So, something either funny or sacrilegious happened at our meeting on Sunday. It is the usual practice of our church that the person appointed to lead the service will also be responsible for organising the elements for communion. It is just the easiest and simplest way to make sure someone has that practical matter covered and everyone knows whether it is them or not.
Only, this Sunday, the person who was due to lead was sick. So, a last minute replacement was ushered into the task of leading on Sunday morning. So far, no problem. Only, given the last minute nature of the replacement, and given the other responsibilities that person had, the practical matter of ensuring there were communion elements was, let’s say, overlooked.
Now, so far as having some red juice was concerned, we keep that at church. So, despite totally forgetting to bring anything, we had our usual means of remembering the blood of Christ shed for us on hand. No problem. But, and here’s where we potentially get sacrilegious, we had no bread. What we did have, however, were the remaining items leftover from our Theology Breakfast. In this case (yes, I know), some individually wrapped pain au choclats.
So, when it became clear we didn’t have any bread, came the question: are these close enough to bread that they qualify as legitimate? Is it okay for us to take what is sort of bread, but possibly more a pastry, and still say, ‘this is my body broken for you?’ This sort of discussion usually takes place about the appropriateness of leavened or unleavened bread (a discussion that someone shortly after decided to bring up, as if we weren’t deviating far enough from the notion of bread at this point!) But what do we do? Do we skip communion because there’s no bread or do we press on, albeit not how we would usually do it, on the grounds we’ve got something close enough? I am grateful someone was concerned enough to even ask the question!
I have been fortunate enough to have these discussions before in a totally different context. Not, it should be said, whether using pain au chocolat is acceptable for communion. Rather, the question that came up was about communion in missionary settings where there simply is no bread nor evident equivalent in the culture. Can those folk never take communion because there is no bread available or is it okay to find something else? Is the principle Jesus laying down that we must use bread per se or is he using a readily available, basic food stuff to communicate the symbolic point at issue?
As noted here:
To insist on bread where bread is unknown and wheat isn’t even grown would seem to hinder Christianity from ever taking on an indigenous form in such cultures. I guess Christian missionaries could teach new Christians how to grow wheat and make bread, but would that not communicate that Christianity is a foreign religion, and make of an indifferent thing a barrier to the gospel taking root?

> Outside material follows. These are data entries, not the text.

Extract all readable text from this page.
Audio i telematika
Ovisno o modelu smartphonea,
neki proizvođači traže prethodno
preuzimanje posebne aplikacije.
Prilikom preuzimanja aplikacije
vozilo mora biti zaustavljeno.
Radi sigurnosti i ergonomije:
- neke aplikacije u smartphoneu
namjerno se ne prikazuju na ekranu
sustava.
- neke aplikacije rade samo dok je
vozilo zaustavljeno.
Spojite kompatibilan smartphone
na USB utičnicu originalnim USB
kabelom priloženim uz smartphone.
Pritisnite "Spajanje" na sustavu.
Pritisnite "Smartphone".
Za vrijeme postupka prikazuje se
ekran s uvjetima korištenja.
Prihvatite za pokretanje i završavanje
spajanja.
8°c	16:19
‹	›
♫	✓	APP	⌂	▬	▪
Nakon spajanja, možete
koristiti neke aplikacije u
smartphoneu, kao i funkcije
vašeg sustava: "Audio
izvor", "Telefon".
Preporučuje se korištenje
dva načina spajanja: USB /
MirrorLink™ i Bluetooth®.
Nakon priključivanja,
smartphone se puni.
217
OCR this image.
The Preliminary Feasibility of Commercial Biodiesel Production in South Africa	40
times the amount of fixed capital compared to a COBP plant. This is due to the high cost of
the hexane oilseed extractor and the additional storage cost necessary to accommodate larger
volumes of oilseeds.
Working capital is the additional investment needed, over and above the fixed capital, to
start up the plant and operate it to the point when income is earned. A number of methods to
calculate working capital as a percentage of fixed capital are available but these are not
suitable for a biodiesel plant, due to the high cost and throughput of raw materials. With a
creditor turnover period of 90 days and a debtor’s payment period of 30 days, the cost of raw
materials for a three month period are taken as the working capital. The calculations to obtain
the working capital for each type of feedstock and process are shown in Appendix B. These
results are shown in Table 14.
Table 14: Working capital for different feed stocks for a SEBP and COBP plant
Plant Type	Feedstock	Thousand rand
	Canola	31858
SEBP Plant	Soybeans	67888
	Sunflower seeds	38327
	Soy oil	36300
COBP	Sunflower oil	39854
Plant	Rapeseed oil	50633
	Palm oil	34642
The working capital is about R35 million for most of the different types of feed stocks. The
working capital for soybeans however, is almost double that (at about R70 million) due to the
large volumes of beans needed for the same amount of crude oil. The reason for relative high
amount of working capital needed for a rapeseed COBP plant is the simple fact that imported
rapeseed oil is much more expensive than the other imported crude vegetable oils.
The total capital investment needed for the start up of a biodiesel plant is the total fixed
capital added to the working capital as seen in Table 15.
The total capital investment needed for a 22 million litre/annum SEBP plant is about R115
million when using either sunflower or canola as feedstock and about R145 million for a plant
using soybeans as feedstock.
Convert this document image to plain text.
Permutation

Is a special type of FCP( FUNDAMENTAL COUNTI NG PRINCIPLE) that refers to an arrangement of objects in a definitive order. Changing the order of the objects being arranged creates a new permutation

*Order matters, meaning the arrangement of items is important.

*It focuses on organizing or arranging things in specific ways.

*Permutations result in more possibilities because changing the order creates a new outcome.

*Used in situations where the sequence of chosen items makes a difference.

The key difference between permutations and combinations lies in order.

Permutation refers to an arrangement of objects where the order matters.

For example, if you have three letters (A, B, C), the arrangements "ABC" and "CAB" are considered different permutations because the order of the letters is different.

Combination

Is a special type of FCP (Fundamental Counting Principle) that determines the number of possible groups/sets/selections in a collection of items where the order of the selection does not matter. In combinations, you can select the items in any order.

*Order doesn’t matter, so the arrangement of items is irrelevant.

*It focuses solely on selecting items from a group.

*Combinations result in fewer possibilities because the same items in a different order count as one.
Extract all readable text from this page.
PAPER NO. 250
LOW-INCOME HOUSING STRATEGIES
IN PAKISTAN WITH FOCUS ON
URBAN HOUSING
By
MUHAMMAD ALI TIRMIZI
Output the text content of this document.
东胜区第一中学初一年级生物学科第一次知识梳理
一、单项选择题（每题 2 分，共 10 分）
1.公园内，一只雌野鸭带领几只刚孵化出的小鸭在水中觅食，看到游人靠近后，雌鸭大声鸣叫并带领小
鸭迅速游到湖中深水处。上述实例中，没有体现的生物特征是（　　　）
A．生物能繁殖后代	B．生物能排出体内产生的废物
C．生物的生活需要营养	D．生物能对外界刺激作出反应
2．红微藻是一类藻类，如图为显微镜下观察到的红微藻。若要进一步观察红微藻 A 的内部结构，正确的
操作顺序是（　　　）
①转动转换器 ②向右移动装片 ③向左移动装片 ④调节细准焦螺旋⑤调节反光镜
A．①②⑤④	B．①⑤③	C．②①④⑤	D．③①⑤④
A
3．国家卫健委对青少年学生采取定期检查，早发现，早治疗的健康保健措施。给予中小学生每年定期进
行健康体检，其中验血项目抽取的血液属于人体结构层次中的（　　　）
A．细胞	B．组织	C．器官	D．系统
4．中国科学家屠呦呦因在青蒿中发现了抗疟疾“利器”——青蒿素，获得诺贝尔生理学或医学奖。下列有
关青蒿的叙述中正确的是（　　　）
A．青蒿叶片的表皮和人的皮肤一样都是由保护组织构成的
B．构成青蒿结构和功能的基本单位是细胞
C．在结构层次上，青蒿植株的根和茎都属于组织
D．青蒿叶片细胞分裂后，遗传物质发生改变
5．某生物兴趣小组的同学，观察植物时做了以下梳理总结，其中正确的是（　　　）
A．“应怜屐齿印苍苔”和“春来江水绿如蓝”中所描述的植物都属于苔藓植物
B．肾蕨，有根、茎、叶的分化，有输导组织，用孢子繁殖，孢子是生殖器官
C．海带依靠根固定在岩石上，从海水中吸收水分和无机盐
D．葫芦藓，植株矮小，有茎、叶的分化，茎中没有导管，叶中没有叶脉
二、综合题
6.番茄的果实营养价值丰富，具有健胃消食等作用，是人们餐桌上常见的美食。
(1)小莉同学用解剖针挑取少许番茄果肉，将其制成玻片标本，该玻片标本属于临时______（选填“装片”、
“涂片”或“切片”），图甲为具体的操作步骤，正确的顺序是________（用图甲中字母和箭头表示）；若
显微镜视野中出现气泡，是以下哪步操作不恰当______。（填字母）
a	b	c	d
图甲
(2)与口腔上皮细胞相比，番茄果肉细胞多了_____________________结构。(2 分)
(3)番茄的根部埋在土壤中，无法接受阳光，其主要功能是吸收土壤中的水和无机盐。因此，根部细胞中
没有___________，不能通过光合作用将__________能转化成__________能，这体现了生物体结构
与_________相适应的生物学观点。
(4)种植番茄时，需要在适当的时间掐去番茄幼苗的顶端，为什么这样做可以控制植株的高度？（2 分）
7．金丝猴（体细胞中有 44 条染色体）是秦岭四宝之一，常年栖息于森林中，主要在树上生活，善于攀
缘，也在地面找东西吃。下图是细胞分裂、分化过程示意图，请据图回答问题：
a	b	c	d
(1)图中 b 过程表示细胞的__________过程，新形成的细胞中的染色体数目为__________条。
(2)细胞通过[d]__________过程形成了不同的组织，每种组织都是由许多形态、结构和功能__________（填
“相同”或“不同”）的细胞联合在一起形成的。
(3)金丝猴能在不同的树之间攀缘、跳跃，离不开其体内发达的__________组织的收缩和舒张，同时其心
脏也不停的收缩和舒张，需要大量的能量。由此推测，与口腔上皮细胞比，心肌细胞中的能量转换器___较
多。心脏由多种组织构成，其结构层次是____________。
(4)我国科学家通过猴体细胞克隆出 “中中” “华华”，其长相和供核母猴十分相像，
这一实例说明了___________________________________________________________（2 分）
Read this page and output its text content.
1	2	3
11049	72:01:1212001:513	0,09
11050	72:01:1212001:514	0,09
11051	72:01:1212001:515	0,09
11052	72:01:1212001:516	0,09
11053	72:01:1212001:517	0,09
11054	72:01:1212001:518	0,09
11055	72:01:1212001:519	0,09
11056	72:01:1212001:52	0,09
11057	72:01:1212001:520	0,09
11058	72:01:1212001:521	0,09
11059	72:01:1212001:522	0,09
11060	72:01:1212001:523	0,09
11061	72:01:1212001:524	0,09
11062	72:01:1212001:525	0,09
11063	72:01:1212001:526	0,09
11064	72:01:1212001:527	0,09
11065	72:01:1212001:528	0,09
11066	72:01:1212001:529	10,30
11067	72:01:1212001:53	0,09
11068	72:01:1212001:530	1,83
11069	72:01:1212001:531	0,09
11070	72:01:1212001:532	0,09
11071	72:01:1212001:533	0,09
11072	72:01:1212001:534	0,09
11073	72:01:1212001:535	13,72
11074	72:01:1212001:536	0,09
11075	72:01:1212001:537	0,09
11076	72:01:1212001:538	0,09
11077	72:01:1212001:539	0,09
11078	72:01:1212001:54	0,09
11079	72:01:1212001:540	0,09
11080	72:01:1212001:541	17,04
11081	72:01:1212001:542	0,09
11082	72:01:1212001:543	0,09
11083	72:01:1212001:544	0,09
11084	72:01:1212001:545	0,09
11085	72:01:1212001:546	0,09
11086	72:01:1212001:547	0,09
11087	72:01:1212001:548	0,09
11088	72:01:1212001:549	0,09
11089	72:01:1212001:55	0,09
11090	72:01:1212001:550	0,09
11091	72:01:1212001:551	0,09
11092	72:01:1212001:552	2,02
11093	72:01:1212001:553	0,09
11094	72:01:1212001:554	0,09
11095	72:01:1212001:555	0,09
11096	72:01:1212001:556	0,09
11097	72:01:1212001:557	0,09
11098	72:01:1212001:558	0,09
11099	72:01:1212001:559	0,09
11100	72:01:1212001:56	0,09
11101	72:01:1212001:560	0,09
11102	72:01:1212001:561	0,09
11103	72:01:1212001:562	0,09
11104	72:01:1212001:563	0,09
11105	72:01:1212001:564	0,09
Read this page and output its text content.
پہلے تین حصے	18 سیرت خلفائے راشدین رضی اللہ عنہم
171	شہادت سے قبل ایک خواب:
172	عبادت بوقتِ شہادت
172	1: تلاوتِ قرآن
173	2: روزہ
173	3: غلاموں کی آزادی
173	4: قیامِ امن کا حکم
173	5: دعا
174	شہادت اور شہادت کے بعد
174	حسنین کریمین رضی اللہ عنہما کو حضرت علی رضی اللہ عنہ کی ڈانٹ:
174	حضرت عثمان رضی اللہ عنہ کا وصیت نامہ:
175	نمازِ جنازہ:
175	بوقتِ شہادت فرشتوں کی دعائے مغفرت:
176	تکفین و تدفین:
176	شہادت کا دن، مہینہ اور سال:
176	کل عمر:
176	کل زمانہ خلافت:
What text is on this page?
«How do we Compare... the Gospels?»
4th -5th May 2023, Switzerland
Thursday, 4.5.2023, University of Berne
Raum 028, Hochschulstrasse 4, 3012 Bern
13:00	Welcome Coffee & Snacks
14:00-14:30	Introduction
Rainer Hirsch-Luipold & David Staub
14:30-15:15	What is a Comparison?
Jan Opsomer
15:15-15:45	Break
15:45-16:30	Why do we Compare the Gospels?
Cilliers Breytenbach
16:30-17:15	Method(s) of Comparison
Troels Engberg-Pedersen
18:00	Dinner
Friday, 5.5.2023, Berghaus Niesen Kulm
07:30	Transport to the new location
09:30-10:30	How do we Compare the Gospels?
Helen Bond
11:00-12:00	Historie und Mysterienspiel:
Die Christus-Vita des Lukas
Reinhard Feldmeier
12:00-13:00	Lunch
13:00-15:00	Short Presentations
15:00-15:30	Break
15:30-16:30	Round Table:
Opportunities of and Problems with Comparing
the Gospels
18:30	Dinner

For example, you are planting a church in Papua New Guinea; they have never seen wheat or eaten bread. After a congregation of believers gather, you want to introduce them to the Lord’s Supper. What do you do? Import bread? Teach the nationals to grow wheat and make bread? In such contexts I’d recommend using any common staple food that can be broken to fit the symbolism of Christ’s body broken for us.
There is also a case to be made that doing this would undermine the very point Jesus is trying to make. He is our basic sustenance. When he called himself the Bread of Life, he was purposefully hitting upon a common, regular and ordinary food stuff that most people would eat as a staple. To insist on bread in a context where bread neither exists nor is ordinary acts against something of the symbolism Jesus intended.
This, then, is the question. Is bread essential or incidental to the Lord’s Supper? Similarly, we have to ask whether wine is similarly essential or incidental to the Lord’s Supper. Given large swathes of churches do not use wine at all, but gladly use some form of red juice, it seems on the question of drink we have largely concluded wine to be incidental. Which surely means, if the wine is, the bread is to some degree too?
John Calvin, in his Institutes, insists: ‘Whether the bread is leavened or unleavened, the wine red or white—it makes no difference. These things are indifferent, and left at the church’s discretion.’ Whilst I wouldn’t want to argue that we switch from bread as a matter of course, nor for the sake of novelty, there are occasions – such as missionary settings where there is no bread or, dare I say, a church service where someone has forgotten the elements but there is a credible substitute – where it is okay, I think, to use something else.
What, in the end, is the core principle behind the emblems? To remind us of Christ’s body broken for us. To remind us that there is one body, to which we now belong, as believers together in Christ. Similarly, that Jesus’ blood was shed for us and likewise that there is one cup in which we all share as believers united together by Christ. The emblems exist to serve that purpose and you do not want your emblems to undermine the reality of the thing symbolised.
So, if we don’t happen to have bread to hand but we do have some pain au chocolats available, is that okay? I’m not saying we should aim for it. It makes sense, particularly in our context where bread is readily available, to stick with what Jesus actually prescribed in the ordinary run of things. But if we find ourselves in a situation where there is no bread, does it matter that the body of Christ tasted a little bit sweeter this week because we found something close enough? Honestly, I don’t think so. I suspect the Lord did not mind either. Thankfully, we do not think our salvation stands or falls on such things.